Lì capisci le parole di chi spiega che il problema di Molenbeek non è tanto la radicalizzazione ma la disoccupazione, capisci come non ci sia nulla di esclusivo in ciò che è accaduto lì, e che potrebbe benissimo accadere altrove. E capisci anche la fragilità di un’Europa che non ce la fa più a garantire nemmeno le opportunità offerte ai padri.
Neppure l’Islam più arroccato sembra reggere, però, all’impatto con l’Occidente, se basta una lunga passeggiata verso rue Neuve per immergersi in una moltitudine di etnie in cui quelle stesse madri con il capo coperto vanno in giro con le figlie, non molto diverse dalle nostre stesse figlie, tra negozi affollati sino all’inverosimile.
CONFRONTI
Senti ancora di più la debolezza di quella morale ferrea e patriarcale, se ti capita, come è successo a me, di trovarti immersa in quel delirio che unisce tutti dopo aver assistito (al Palais des beaux-arts) a un film come Paradise del giovane regista iraniano Sina Ataeina Dena che, con sarcasmo crudo e corrosivo, restituisce l’ipocrisia di un regime teocratico che rivendica la propria presunta integrità esercitando una violenza sistematica sulle donne, se cioè hai avuto modo di percepire la portata di un dissenso che cova in seno a un pezzo di Islam che ancora esercita un potere ottuso e sanguinario sulle vite della sua gente.

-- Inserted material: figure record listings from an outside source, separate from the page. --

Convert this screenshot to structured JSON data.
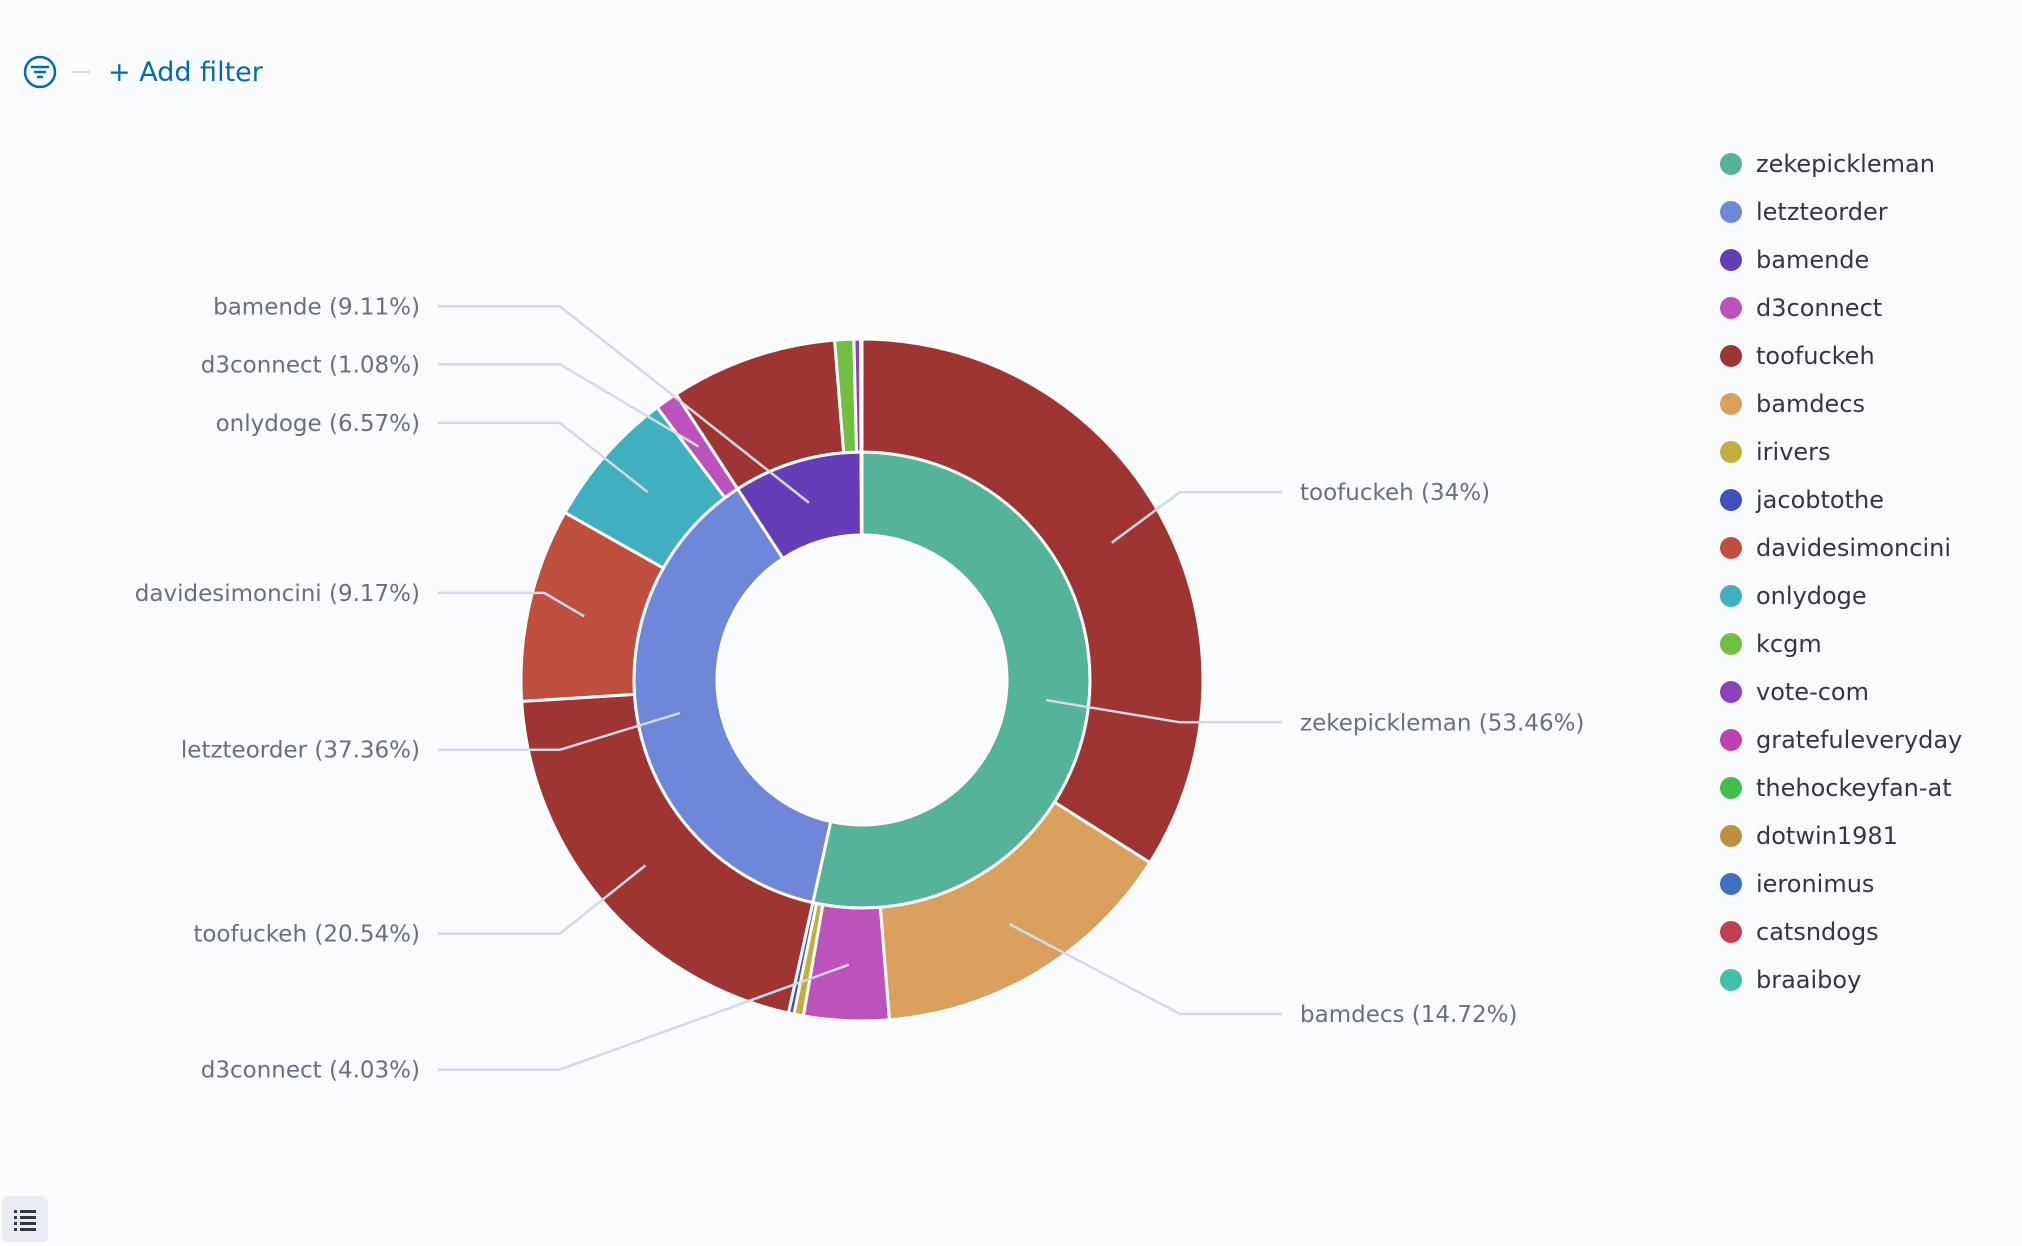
{
  "filter_bar": {
    "add_filter_label": "+ Add filter",
    "filter_icon": "filter-icon"
  },
  "legend_toggle_icon": "list-icon",
  "colors": {
    "zekepickleman": "#54b399",
    "letzteorder": "#6f87d8",
    "bamende": "#663db8",
    "d3connect": "#bc52bc",
    "toofuckeh": "#9e3533",
    "bamdecs": "#daa05d",
    "irivers": "#bfaf40",
    "jacobtothe": "#4050bf",
    "davidesimoncini": "#bf5040",
    "onlydoge": "#40afbf",
    "kcgm": "#70bf40",
    "vote-com": "#8f40bf",
    "gratefuleveryday": "#bf40af",
    "thehockeyfan-at": "#40bf50",
    "dotwin1981": "#bf8f40",
    "ieronimus": "#4070bf",
    "catsndogs": "#bf4050",
    "braaiboy": "#40bfaf"
  },
  "legend": {
    "items": [
      {
        "label": "zekepickleman",
        "color": "#54b399"
      },
      {
        "label": "letzteorder",
        "color": "#6f87d8"
      },
      {
        "label": "bamende",
        "color": "#663db8"
      },
      {
        "label": "d3connect",
        "color": "#bc52bc"
      },
      {
        "label": "toofuckeh",
        "color": "#9e3533"
      },
      {
        "label": "bamdecs",
        "color": "#daa05d"
      },
      {
        "label": "irivers",
        "color": "#bfaf40"
      },
      {
        "label": "jacobtothe",
        "color": "#4050bf"
      },
      {
        "label": "davidesimoncini",
        "color": "#bf5040"
      },
      {
        "label": "onlydoge",
        "color": "#40afbf"
      },
      {
        "label": "kcgm",
        "color": "#70bf40"
      },
      {
        "label": "vote-com",
        "color": "#8f40bf"
      },
      {
        "label": "gratefuleveryday",
        "color": "#bf40af"
      },
      {
        "label": "thehockeyfan-at",
        "color": "#40bf50"
      },
      {
        "label": "dotwin1981",
        "color": "#bf8f40"
      },
      {
        "label": "ieronimus",
        "color": "#4070bf"
      },
      {
        "label": "catsndogs",
        "color": "#bf4050"
      },
      {
        "label": "braaiboy",
        "color": "#40bfaf"
      }
    ]
  },
  "chart_data": {
    "type": "pie",
    "donut": true,
    "legend_position": "right",
    "inner_ring": [
      {
        "name": "zekepickleman",
        "percent": 53.46,
        "label": "zekepickleman (53.46%)"
      },
      {
        "name": "letzteorder",
        "percent": 37.36,
        "label": "letzteorder (37.36%)"
      },
      {
        "name": "bamende",
        "percent": 9.11,
        "label": "bamende (9.11%)"
      }
    ],
    "outer_ring": [
      {
        "parent": "zekepickleman",
        "name": "toofuckeh",
        "percent": 34,
        "label": "toofuckeh (34%)"
      },
      {
        "parent": "zekepickleman",
        "name": "bamdecs",
        "percent": 14.72,
        "label": "bamdecs (14.72%)"
      },
      {
        "parent": "zekepickleman",
        "name": "d3connect",
        "percent": 4.03,
        "label": "d3connect (4.03%)"
      },
      {
        "parent": "zekepickleman",
        "name": "irivers",
        "percent": 0.45
      },
      {
        "parent": "zekepickleman",
        "name": "jacobtothe",
        "percent": 0.26
      },
      {
        "parent": "letzteorder",
        "name": "toofuckeh",
        "percent": 20.54,
        "label": "toofuckeh (20.54%)"
      },
      {
        "parent": "letzteorder",
        "name": "davidesimoncini",
        "percent": 9.17,
        "label": "davidesimoncini (9.17%)"
      },
      {
        "parent": "letzteorder",
        "name": "onlydoge",
        "percent": 6.57,
        "label": "onlydoge (6.57%)"
      },
      {
        "parent": "letzteorder",
        "name": "d3connect",
        "percent": 1.08,
        "label": "d3connect (1.08%)"
      },
      {
        "parent": "bamende",
        "name": "toofuckeh",
        "percent": 7.9
      },
      {
        "parent": "bamende",
        "name": "kcgm",
        "percent": 0.9
      },
      {
        "parent": "bamende",
        "name": "vote-com",
        "percent": 0.31
      }
    ],
    "label_anchors": {
      "zekepickleman (53.46%)": "right",
      "toofuckeh (34%)": "right",
      "bamdecs (14.72%)": "right",
      "d3connect (4.03%)": "left",
      "toofuckeh (20.54%)": "left",
      "letzteorder (37.36%)": "left",
      "davidesimoncini (9.17%)": "left",
      "onlydoge (6.57%)": "left",
      "d3connect (1.08%)": "left",
      "bamende (9.11%)": "left"
    }
  }
}
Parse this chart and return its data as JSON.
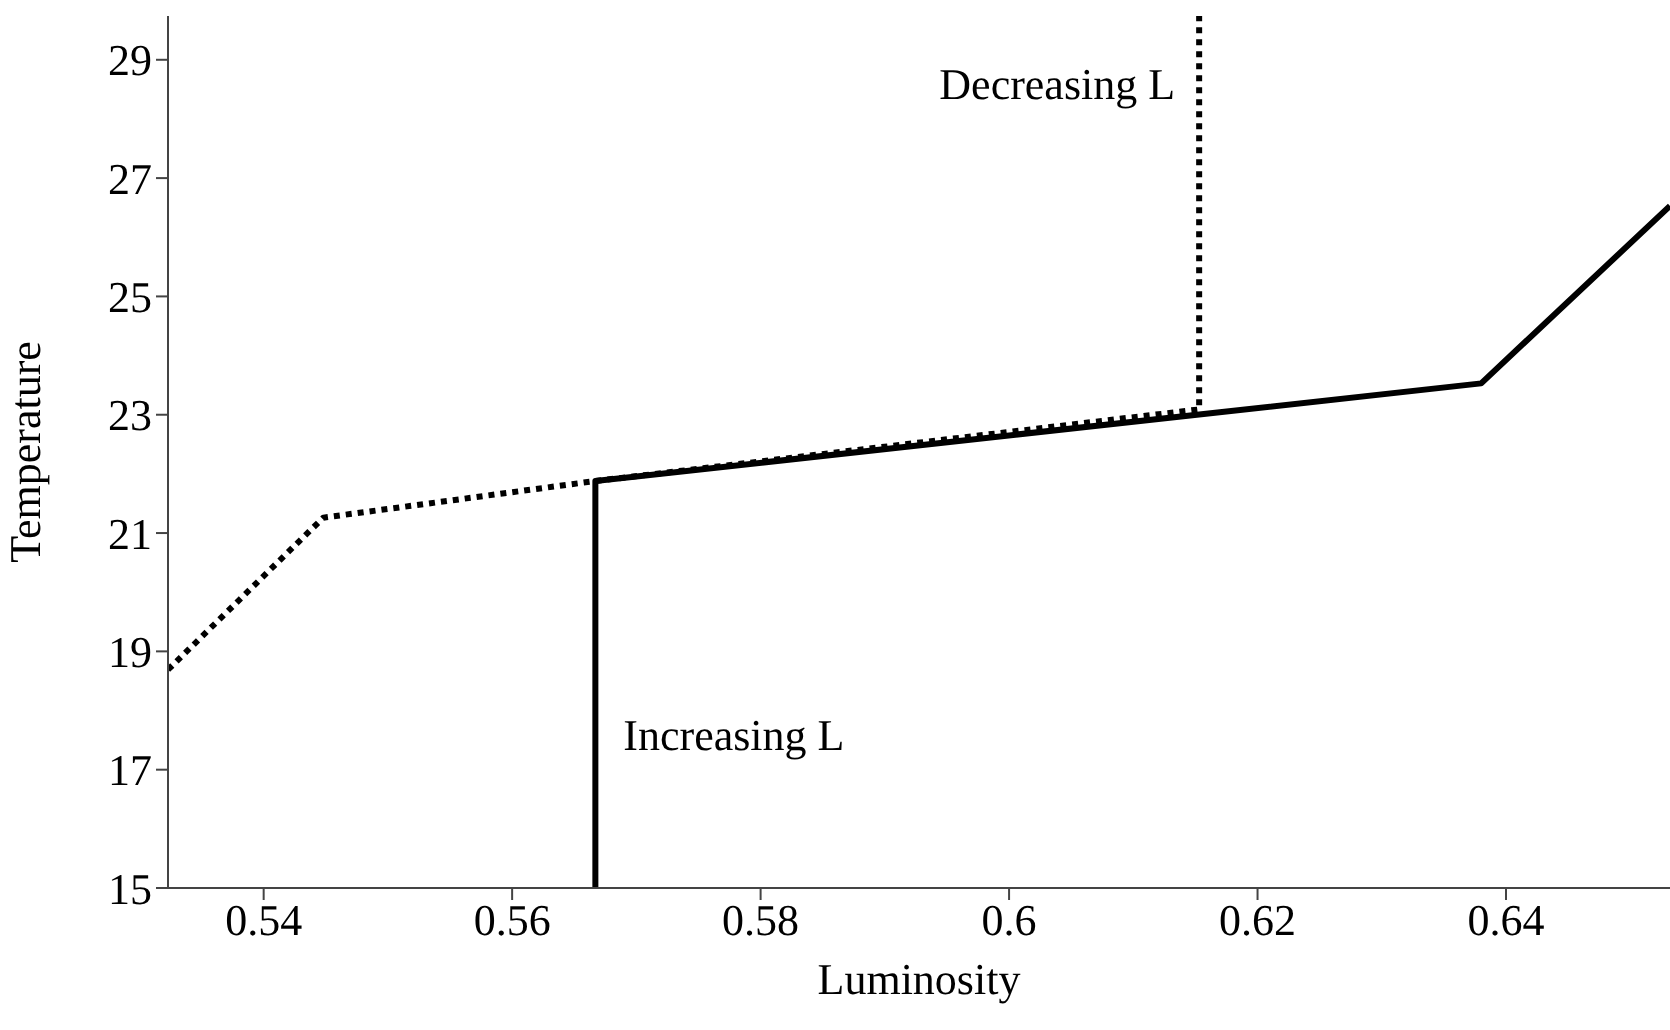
{
  "chart_data": {
    "type": "line",
    "xlabel": "Luminosity",
    "ylabel": "Temperature",
    "xlim": [
      0.5323,
      0.6532
    ],
    "xticks": [
      0.54,
      0.56,
      0.58,
      0.6,
      0.62,
      0.64
    ],
    "ylim": [
      15,
      29.74
    ],
    "yticks": [
      15,
      17,
      19,
      21,
      23,
      25,
      27,
      29
    ],
    "marker": "none",
    "series": [
      {
        "color": "#000000",
        "line_style": "dotted",
        "x": [
          0.5323,
          0.5448,
          0.5667,
          0.6153,
          0.6153
        ],
        "values": [
          18.69,
          21.26,
          21.88,
          23.09,
          29.74
        ]
      },
      {
        "color": "#000000",
        "line_style": "solid",
        "x": [
          0.5667,
          0.5667,
          0.638,
          0.6532
        ],
        "values": [
          15,
          21.88,
          23.53,
          26.53
        ]
      }
    ],
    "annotations": [
      {
        "text": "Decreasing L",
        "x": 0.6153,
        "y": 28.5
      },
      {
        "text": "Increasing L",
        "x": 0.5667,
        "y": 17.5
      }
    ]
  }
}
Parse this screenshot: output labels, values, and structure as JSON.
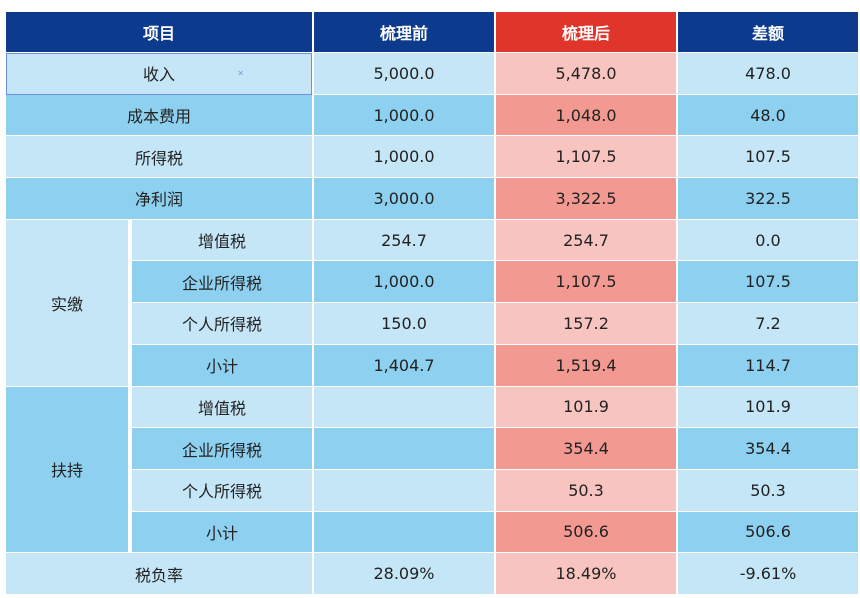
{
  "header": {
    "item": "项目",
    "before": "梳理前",
    "after": "梳理后",
    "diff": "差额"
  },
  "rows": [
    {
      "label": "收入",
      "before": "5,000.0",
      "after": "5,478.0",
      "diff": "478.0"
    },
    {
      "label": "成本费用",
      "before": "1,000.0",
      "after": "1,048.0",
      "diff": "48.0"
    },
    {
      "label": "所得税",
      "before": "1,000.0",
      "after": "1,107.5",
      "diff": "107.5"
    },
    {
      "label": "净利润",
      "before": "3,000.0",
      "after": "3,322.5",
      "diff": "322.5"
    }
  ],
  "groups": [
    {
      "name": "实缴",
      "items": [
        {
          "label": "增值税",
          "before": "254.7",
          "after": "254.7",
          "diff": "0.0"
        },
        {
          "label": "企业所得税",
          "before": "1,000.0",
          "after": "1,107.5",
          "diff": "107.5"
        },
        {
          "label": "个人所得税",
          "before": "150.0",
          "after": "157.2",
          "diff": "7.2"
        },
        {
          "label": "小计",
          "before": "1,404.7",
          "after": "1,519.4",
          "diff": "114.7"
        }
      ]
    },
    {
      "name": "扶持",
      "items": [
        {
          "label": "增值税",
          "before": "",
          "after": "101.9",
          "diff": "101.9"
        },
        {
          "label": "企业所得税",
          "before": "",
          "after": "354.4",
          "diff": "354.4"
        },
        {
          "label": "个人所得税",
          "before": "",
          "after": "50.3",
          "diff": "50.3"
        },
        {
          "label": "小计",
          "before": "",
          "after": "506.6",
          "diff": "506.6"
        }
      ]
    }
  ],
  "footer": {
    "label": "税负率",
    "before": "28.09%",
    "after": "18.49%",
    "diff": "-9.61%"
  },
  "colors": {
    "header_bg": "#0c3a8c",
    "header_accent": "#e0352b",
    "row_light": "#c5e6f7",
    "row_dark": "#8ed0ef",
    "pink_light": "#f8c4c0",
    "pink_dark": "#f29a92"
  }
}
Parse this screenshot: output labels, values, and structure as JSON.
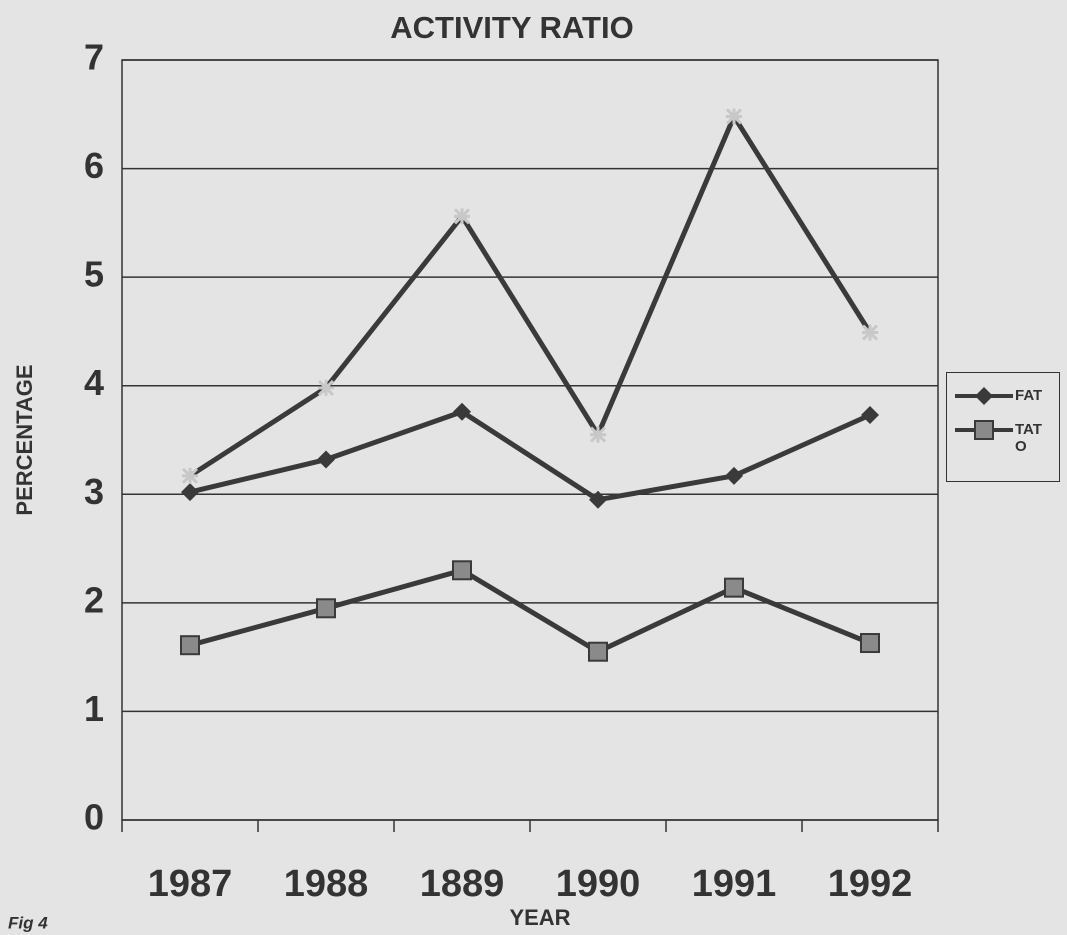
{
  "chart_data": {
    "type": "line",
    "title": "ACTIVITY RATIO",
    "x_label": "YEAR",
    "y_label": "PERCENTAGE",
    "annotation": "Fig 4",
    "categories": [
      "1987",
      "1988",
      "1889",
      "1990",
      "1991",
      "1992"
    ],
    "series": [
      {
        "name": "FAT",
        "color": "#3a3a3a",
        "marker": "diamond",
        "values": [
          3.02,
          3.32,
          3.76,
          2.95,
          3.17,
          3.73
        ]
      },
      {
        "name": "TATO",
        "color": "#3a3a3a",
        "marker": "square",
        "values": [
          1.61,
          1.95,
          2.3,
          1.55,
          2.14,
          1.63
        ]
      },
      {
        "color": "#3a3a3a",
        "marker": "star",
        "values": [
          3.17,
          3.98,
          5.56,
          3.55,
          6.48,
          4.49
        ]
      }
    ],
    "ylim": [
      0,
      7
    ],
    "yticks": [
      0,
      1,
      2,
      3,
      4,
      5,
      6,
      7
    ],
    "grid": true
  }
}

Un dissenso che deve far paura a quello stesso potere che ne ha vietato la proiezione in Iran. Come deve far paura a un pezzo di Islam quella rue Neuve che accomuna tutti nel rito dei saldi invernali.
D’altro canto, sul fronte occidentale, diciamo, in una città che nel 2030 potrebbe diventare a maggioranza musulmana, non deve far meno paura (ad alcuni almeno) l’idea che un ingegnere dal cognome islamico e dalla professionalità ineccepibile possa ricoprire un ruolo manageriale in una grande azienda asiatica se, come mi raccontano gli amici iraniani, hanno finito per cambiare il cognome «islamico» alla figlia per evitarle le discriminazioni subite dal padre, arrivato a Bruxelles più di dieci anni fa. «E questa è l’Europa agognata» è il sottotesto di quell’amarezza.
I RISCHI
Così, l’impressione che ricavi mettendo insieme tanti pezzi di un mosaico che ha dentro altri conflitti, rivendicazioni e paure, è che lo scontro più duro, in corso non da ora ma da anni, sia uno scontro non tanto di civiltà ma di paure e fragilità in cui la convivenza e lo stato di diritto che dovrebbero qualificare L’Europa unita rischiano di perdere, mentre a guadagnarci sarà l’intolleranza più violenta.